Figure 8.0.1 Requests from twelve separate buyers were simultaneously placed with a trading company to purchase Target Corporation stock (ticker TGT, April 26th, 2012), and the total cost of the shares were reported. Because the cost is computed using a linear formula, the linear fit is perfect.

Linear regression assumes that the relationship between two variables, \(x\) and \(y\text{,}\) can be modeled by a straight line:

\begin{gather} y = \beta_0 + \beta_1x\label{best_fit_line_pop}\tag{8.0.1} \end{gather}

¹\(\beta_0, \beta_1\) Linear model parameterswhere \(\beta_0\) and \(\beta_1\) represent two model parameters (\(\beta\) is the Greek letter beta). (This use of \(\beta\) has nothing to do with the \(\beta\) we used to describe the probability of a Type 2 Error.) These parameters are estimated using data, and we write their point estimates as \(b_0\) and \(b_1\text{.}\) When we use \(x\) to predict \(y\text{,}\) we usually call \(x\) the explanatory or predictor variable, and we call \(y\) the response.

It is rare for all of the data to fall on a straight line, as seen in the three scatterplots in Figure 8.0.2. In each case, the data fall around a straight line, even if none of the observations fall exactly on the line.
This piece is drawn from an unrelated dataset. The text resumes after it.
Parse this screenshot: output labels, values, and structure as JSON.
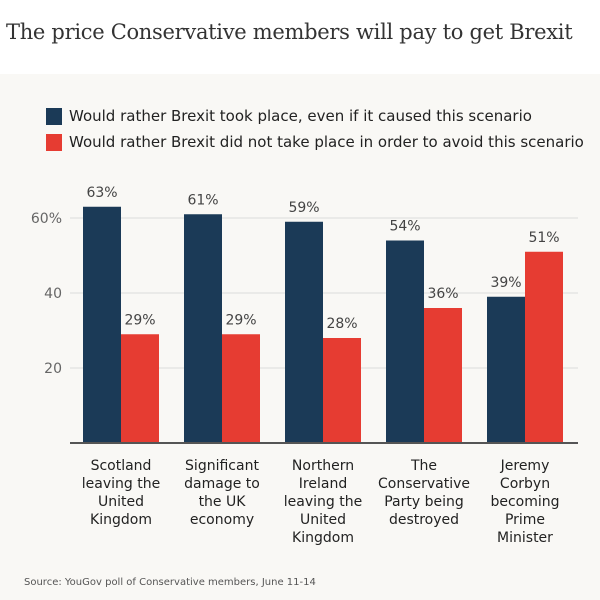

The first plot shows a relatively strong downward linear trend, where the reidxing variability in the data around the line is minor relative to the strength of the relationship between \(x\) and \(y\text{.}\) The second plot shows an upward trend that, while evident, is not as strong as the first. The last plot shows a very weak downward trend in the data, so slight we can hardly notice it. In each of these examples, we will have some uncertainty regarding our estimates of the model parameters, \(\beta_0\) and \(\beta_1\text{.}\) For instance, we might wonder, should we move the line up or down a little, or should we tilt it more or less? As we move forward in this chapter, we will learn different criteria for line-fitting, and we will also learn about the uncertainty associated with estimates of model parameters.

Figure 8.0.2 Three data sets where a linear model may be useful even though the data do not all fall exactly on the line.

We will also see examples in this chapter where fitting a straight line to the data, even if there is a clear relationship between the variables, is not helpful. One such case is shown in Figure 8.0.3 where there is a very strong relationship between the variables even though the trend is not linear. We will discuss nonlinear trends in this chapter and the next, but the details of fitting nonlinear models are saved for a later course.

Figure 8.0.3 A linear model is not useful in this nonlinear case. These data are from an introductory physics experiment.